Pelo Mundo

A infâmia

Estes companheiros da Charlie Hebdo eram pessoas, anti-racistas, anti-fascistas, anti-colonialistas, simpatizantes do comunismo ou do anarquismo.

14/01/2015 00:00

Duc / Flickr

Créditos da foto: Duc / Flickr

Infâmia. É a única palavra que pode resumir o que sentimos diante do assassinato dos desenhistas e jornalistas do hebdomadário Charlie Hebdo. Um crime tanto mais odioso que estes companheiros eram pessoas de esquerda, anti-racistas, anti-fascistas, anti-colonialistas, simpatizantes do comunismo ou do anarquismo. Há pouco, participaram com desenhos em um álbum em homenagem à memoria das centenas de anti-colonialistas argelinos assassinados pela polícia francesa em Paris, em 17 de outubro de 1961.
 
Sua única arma era a pluma, o humor, a irreverência, a insolência. Também contra as religiões, seguindo a velha tradição anti-clerical da esquerda francesa. Mas no ultimo número da revista, que acabava de sair, a capa era uma caricatura contra o escritor islamofóbico Houellebecq, além de uma página de caricaturas contra a religião… católica. Charb – pseudônimo de Stéphane Charbonner – o editor-chefe da revista, era um artista de sensibilidade revolucionária, que ilustrou o livro do filósofo marxista Daniel Bensaïd, Marx, manual de instruçõespublicado no Brasil pela editora Boitempo.

 

O ato destes fanáticos e intolerantes partidários do Jihad é um crime contra a liberdade de imprensa, o livre pensamento, a liberdade artística.
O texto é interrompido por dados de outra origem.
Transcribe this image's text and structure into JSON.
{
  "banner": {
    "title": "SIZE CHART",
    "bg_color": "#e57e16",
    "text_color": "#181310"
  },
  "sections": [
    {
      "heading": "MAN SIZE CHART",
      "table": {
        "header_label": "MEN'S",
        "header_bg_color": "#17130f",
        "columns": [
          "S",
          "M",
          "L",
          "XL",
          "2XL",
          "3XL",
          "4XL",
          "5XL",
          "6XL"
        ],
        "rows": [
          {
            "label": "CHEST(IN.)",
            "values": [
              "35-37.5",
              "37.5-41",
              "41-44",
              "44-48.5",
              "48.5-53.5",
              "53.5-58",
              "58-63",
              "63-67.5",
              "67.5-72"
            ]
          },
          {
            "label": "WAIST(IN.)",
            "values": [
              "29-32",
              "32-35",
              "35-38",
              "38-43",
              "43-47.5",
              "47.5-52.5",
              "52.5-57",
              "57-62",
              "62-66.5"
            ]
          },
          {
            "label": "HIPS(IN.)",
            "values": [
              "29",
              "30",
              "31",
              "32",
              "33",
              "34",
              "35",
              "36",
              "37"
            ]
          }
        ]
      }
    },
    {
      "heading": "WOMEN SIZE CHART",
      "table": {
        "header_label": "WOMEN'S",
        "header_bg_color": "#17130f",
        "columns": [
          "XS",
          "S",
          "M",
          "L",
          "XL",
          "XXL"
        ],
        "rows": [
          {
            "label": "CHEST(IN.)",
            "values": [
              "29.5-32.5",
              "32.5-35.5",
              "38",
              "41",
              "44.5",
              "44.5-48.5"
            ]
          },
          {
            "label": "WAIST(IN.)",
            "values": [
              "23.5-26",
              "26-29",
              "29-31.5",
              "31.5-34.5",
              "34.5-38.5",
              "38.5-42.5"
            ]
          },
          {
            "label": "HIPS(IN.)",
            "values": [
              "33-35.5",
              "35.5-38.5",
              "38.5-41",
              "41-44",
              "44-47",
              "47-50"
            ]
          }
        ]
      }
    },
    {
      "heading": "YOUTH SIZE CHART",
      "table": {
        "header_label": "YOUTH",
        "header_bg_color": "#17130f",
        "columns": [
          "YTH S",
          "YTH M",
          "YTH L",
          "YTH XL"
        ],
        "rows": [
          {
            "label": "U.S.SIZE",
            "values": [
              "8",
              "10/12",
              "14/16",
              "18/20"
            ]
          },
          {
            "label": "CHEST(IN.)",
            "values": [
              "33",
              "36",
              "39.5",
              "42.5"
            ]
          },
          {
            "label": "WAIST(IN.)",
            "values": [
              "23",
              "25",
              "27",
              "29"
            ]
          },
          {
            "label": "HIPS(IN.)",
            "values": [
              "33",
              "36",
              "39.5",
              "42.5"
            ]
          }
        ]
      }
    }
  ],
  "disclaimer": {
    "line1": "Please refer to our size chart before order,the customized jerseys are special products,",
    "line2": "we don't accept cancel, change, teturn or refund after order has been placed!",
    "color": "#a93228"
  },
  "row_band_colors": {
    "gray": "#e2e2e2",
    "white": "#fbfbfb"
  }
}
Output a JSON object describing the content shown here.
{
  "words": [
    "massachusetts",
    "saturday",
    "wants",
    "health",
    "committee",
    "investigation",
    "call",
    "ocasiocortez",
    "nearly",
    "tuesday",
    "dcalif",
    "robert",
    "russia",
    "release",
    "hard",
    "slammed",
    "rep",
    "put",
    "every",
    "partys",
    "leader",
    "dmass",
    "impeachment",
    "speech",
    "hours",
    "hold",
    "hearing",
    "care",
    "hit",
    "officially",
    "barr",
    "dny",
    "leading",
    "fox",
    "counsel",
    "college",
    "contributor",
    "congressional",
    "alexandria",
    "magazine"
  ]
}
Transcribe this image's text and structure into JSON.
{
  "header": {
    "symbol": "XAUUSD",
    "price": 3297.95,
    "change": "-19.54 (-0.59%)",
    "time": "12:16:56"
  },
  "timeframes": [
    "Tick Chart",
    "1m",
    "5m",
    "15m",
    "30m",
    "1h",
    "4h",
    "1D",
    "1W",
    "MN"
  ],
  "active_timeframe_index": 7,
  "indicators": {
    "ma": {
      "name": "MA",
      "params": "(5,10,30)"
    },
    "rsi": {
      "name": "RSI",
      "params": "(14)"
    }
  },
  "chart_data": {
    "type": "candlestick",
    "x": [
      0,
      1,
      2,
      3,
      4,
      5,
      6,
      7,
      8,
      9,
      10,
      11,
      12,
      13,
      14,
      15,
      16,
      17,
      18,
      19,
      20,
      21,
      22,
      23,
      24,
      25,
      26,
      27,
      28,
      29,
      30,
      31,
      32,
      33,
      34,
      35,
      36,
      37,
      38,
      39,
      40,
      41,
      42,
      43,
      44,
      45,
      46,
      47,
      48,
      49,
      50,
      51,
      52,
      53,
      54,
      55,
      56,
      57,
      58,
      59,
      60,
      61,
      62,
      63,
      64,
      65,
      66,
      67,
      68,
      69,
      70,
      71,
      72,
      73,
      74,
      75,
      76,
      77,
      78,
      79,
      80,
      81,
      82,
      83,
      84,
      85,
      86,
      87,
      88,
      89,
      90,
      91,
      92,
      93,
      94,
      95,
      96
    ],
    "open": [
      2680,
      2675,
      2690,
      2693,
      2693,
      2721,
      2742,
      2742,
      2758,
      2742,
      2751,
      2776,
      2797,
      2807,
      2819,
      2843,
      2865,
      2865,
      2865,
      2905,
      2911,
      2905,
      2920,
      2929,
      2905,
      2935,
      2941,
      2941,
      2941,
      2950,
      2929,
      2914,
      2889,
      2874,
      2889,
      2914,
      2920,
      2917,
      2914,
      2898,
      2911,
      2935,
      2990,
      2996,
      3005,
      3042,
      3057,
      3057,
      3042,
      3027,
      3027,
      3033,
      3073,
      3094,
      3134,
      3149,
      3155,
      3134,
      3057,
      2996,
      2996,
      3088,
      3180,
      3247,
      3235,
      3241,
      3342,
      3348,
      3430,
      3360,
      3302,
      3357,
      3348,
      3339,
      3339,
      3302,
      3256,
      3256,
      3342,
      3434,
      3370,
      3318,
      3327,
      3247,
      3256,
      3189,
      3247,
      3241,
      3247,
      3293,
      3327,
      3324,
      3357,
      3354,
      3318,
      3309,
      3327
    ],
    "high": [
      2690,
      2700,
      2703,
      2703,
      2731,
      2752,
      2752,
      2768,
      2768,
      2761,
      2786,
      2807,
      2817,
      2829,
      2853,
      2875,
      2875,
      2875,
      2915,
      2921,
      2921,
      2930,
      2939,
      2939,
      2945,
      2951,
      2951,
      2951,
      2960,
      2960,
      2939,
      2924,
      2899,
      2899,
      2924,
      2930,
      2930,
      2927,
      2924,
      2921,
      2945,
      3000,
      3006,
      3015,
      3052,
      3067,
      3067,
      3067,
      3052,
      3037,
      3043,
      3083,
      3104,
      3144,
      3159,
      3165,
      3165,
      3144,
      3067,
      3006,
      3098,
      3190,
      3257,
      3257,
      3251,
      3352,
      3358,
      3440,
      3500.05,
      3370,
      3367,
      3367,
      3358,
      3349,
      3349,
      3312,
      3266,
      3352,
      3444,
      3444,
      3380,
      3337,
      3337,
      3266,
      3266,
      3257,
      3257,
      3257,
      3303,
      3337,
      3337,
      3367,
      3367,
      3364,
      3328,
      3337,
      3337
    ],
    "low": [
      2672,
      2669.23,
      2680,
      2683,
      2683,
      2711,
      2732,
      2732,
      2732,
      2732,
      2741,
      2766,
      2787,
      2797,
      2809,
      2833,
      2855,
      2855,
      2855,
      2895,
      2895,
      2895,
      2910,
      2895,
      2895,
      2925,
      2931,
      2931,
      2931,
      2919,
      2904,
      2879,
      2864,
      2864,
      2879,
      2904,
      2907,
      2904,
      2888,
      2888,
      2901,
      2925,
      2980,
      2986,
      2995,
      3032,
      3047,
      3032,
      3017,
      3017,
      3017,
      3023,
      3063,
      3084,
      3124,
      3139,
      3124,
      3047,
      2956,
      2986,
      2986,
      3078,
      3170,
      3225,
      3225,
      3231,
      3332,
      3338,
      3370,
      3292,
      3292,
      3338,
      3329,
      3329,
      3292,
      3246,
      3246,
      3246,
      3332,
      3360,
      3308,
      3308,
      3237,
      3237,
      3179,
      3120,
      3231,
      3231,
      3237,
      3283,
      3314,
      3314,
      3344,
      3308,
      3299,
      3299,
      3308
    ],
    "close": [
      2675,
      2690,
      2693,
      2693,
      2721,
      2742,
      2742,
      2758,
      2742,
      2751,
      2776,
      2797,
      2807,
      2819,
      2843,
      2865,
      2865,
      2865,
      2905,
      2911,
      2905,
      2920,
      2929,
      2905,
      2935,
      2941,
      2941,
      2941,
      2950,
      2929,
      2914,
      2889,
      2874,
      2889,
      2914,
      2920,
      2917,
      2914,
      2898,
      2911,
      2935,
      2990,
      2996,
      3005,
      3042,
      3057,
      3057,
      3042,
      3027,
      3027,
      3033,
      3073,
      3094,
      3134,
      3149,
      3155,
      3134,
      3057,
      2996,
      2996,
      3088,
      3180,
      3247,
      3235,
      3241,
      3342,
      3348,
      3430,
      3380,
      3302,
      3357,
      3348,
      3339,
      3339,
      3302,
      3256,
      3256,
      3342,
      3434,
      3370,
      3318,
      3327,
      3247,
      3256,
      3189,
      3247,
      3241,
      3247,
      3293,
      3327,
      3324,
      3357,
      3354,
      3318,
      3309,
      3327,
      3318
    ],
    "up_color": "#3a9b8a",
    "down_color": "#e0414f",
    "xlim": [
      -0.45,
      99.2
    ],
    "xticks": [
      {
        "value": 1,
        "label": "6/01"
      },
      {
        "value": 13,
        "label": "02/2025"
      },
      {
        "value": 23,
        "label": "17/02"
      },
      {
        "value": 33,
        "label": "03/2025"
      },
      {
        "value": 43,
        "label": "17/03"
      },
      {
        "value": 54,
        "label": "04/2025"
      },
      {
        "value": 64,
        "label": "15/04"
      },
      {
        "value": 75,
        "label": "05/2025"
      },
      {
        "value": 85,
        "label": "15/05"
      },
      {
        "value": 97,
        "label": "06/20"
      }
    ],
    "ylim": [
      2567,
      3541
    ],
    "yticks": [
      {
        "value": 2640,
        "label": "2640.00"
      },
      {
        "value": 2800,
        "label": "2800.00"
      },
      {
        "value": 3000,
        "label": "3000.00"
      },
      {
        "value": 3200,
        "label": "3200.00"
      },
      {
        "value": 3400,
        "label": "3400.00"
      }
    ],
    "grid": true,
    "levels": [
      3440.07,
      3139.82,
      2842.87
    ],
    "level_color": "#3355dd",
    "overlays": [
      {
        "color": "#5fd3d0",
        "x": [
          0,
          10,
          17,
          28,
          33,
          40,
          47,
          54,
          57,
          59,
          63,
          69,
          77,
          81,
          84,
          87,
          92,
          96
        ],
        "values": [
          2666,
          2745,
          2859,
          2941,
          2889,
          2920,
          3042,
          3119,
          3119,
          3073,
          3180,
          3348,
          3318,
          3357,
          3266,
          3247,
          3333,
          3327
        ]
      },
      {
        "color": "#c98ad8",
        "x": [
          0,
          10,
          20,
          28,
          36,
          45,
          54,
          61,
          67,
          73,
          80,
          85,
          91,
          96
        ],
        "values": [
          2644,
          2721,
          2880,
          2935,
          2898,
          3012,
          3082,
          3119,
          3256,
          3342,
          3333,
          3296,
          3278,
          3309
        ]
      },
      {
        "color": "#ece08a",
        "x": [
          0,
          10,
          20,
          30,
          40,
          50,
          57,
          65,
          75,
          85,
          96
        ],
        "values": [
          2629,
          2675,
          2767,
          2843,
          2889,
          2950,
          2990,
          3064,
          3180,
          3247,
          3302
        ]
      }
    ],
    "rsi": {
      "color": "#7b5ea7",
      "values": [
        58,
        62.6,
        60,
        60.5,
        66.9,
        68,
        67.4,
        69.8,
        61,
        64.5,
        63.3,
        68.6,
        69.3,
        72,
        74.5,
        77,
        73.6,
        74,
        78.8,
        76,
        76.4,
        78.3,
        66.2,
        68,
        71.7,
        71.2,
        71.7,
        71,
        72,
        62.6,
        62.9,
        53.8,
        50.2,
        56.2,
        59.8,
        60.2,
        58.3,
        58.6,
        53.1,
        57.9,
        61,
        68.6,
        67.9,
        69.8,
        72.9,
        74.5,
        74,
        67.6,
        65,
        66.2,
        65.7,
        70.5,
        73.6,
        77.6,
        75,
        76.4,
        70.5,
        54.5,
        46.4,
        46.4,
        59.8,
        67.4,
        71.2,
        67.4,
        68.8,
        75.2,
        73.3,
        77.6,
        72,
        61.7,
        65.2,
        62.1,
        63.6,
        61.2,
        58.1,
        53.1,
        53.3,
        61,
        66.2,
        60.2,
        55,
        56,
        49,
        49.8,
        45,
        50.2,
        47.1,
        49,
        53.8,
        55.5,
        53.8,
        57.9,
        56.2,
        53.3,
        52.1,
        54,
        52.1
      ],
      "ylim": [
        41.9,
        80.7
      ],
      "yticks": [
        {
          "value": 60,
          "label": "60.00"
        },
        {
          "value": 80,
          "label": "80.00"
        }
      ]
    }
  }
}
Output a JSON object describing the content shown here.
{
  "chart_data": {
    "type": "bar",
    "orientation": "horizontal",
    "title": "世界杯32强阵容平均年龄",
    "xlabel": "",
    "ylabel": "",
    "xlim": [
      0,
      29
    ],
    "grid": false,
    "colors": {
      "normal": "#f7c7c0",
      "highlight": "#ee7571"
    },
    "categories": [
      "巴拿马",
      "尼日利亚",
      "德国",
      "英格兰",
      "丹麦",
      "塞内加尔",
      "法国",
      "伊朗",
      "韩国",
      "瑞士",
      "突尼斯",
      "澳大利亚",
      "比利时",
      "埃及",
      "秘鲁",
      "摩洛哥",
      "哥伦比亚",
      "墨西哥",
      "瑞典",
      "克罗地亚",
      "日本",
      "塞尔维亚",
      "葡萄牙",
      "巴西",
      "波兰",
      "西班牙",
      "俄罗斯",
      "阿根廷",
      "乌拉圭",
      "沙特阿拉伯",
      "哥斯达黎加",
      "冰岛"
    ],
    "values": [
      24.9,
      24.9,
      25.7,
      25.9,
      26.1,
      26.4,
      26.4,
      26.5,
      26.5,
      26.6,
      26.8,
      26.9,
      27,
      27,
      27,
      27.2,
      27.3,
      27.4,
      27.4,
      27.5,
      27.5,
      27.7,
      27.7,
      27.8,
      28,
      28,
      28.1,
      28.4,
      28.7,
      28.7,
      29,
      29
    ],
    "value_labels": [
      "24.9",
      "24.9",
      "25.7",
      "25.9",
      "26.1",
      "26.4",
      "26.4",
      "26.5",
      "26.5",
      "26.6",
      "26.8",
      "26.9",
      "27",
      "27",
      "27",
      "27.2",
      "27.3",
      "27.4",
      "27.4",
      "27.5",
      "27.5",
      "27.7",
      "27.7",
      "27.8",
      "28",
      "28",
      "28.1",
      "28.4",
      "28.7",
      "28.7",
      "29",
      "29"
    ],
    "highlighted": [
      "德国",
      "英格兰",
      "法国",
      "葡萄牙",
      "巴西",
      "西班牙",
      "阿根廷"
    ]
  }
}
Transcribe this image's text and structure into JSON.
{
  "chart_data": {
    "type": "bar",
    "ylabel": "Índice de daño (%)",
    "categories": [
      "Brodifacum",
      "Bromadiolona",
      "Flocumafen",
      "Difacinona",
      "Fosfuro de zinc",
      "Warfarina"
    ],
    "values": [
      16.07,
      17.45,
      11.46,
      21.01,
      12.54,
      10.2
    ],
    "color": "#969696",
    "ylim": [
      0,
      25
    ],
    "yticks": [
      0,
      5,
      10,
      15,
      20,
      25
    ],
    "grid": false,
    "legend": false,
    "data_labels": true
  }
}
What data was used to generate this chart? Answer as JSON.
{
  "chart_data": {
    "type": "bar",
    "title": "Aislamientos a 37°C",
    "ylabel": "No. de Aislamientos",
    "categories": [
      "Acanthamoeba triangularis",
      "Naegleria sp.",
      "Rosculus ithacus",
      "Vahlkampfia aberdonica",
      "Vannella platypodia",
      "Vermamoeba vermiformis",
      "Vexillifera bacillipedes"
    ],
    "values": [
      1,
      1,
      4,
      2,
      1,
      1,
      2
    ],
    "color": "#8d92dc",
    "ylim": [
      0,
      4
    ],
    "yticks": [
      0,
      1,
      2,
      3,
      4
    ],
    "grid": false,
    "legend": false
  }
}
Mas é também um crime contra o Islã, e contra os muçulmanos da França, que correm o risco de acabar pagando a conta de uma infâmia da qual não tem a mínima responsabilidade.

 
A onda de islamofobia, que tem se desenvolvido bastante na França nos últimos tempos, com o apoio de jornalistas racistas, ou escritores famosos como Eric Zemmour como Houellebeck, confunde muçulmanos com integristas, e integristas com jihadistas. Este clima deletério favorece as várias correntes racistas, fascistas, e sobretudo o Front National da família Le Pen, que fez do racismo islamofóbico seu principal fundo de comércio. Eles naturalmente tratarão de utilizar o crime dos jihaddistas para difundir seu veneno.
 
Uns e outros tentam instaurar um clima de “guerra das civilizações”, segundo a sinistra proposta de Samuel Huntington (um dos arquitetos da Guerra do Vietnã). É urgente lembrar que o verdadeiro conflito de nossa época não é entre “Islã” e “Ocidente”, mas entre os explorados e os exploradores, os opressores e os oprimidos, e, em ultima análise, entre os interesses do capitalismo e os da humanidade.